Ali H. Nayfeh

Ali Hasan Nayfeh
Born 21 December 1933 (1933-12-21) (age 82)
West Bank town of Tulkarm in Palestine
Fields Aerodynamics, structural dynamics, perturbation methods, nonlinear dynamics, aeroelasticity, nonlinear control, MEMS, NEMS, and chaos theory
Alma mater Stanford University

Ali Hasan Nayfeh (born 21 December 1933 in the West Bank town of Shuwaikah / Tulkarm in Palestine) is the inaugural winner of the Thomas K. Caughey Dynamics Award.[1] He received his B.S. with great distinction in engineering science (1962) and his M.S. (1963) and PhD (1964) in aeronautics and astronautics from Stanford University. He has been University Distinguished Professor of engineering at Virginia Tech since 1976. He is currently a volunteer at the University of Jordan. He is the editor-in-chief of Nonlinear Dynamics. He was editor-in-chief of the Journal of Vibration and Control from 1995 until his resignation in May 2014, shortly after he had uncovered a fraudulent peer-review ring.[2]

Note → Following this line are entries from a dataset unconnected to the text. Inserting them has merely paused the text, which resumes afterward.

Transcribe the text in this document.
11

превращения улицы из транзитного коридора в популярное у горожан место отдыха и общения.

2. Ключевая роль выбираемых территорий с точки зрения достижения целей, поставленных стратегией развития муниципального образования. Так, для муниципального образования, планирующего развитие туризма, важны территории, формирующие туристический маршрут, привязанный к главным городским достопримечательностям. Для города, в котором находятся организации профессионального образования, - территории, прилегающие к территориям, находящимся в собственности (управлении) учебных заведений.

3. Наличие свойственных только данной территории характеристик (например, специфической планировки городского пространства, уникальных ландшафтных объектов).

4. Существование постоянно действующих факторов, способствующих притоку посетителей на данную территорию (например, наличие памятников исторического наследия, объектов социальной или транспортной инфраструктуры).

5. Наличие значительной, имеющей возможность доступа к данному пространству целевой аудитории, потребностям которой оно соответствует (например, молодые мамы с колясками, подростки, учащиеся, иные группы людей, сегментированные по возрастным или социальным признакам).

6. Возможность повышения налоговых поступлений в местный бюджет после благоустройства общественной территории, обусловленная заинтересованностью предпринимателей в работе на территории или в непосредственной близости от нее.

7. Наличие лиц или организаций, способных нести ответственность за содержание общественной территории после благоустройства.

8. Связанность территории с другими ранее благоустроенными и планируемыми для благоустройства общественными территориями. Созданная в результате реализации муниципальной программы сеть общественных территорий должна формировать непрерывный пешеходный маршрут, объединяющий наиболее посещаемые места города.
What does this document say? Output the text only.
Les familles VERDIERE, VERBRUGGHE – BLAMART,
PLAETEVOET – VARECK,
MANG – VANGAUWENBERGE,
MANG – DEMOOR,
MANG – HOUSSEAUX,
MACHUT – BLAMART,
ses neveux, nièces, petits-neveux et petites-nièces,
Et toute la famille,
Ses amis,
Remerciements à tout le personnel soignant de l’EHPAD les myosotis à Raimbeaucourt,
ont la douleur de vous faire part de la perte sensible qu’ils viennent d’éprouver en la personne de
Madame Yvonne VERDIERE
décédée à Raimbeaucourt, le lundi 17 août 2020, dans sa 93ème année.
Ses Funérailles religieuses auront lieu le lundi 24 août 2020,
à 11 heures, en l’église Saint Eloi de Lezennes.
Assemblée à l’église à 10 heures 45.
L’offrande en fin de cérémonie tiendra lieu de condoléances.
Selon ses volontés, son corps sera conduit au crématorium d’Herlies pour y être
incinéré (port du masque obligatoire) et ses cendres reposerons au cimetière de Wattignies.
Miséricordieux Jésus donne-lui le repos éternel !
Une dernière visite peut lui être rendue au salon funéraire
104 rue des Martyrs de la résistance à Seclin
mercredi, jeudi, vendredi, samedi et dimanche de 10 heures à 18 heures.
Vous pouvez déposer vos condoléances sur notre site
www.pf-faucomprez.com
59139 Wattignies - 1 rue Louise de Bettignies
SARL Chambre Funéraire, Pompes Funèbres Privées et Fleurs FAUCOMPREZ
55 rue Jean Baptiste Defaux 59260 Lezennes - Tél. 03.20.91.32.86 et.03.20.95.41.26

He holds honorary doctorates from Marine Technical University (Russia), Technical University of Munich (Germany), and Politechnika Szczecińska (Poland).

Professional memberships

Nayfeh is a fellow of the American Physical Society, the American Institute of Aeronautics and Astronautics, the American Society of Mechanical Engineers, the Society of Design and Process Science, and the American Academy of Mechanics.

Awards

Nayfeh received the Pendray Aerospace Literature Award from the American Institute of Aeronautics and Astronautics in 1995; the J. P. Den Hartog Award from the American Society of Mechanical Engineers in 1997; the Frank J. Maher Award for Excellence in Engineering Education in 1997; the Lyapunov Award from the American Society of Mechanical Engineers in 2005; the Virginia Academy of Science's Life Achievement in Science Award in 2005; the Gold Medal of Honor from the Academy of Trans-Disciplinary Learning and Advanced Studies in 2007; and the Thomas K. Caughey Dynamics Award in 2008. In 2014, Nayfeh was awarded the Benjamin Franklin Medal in mechanical engineering.[3][4]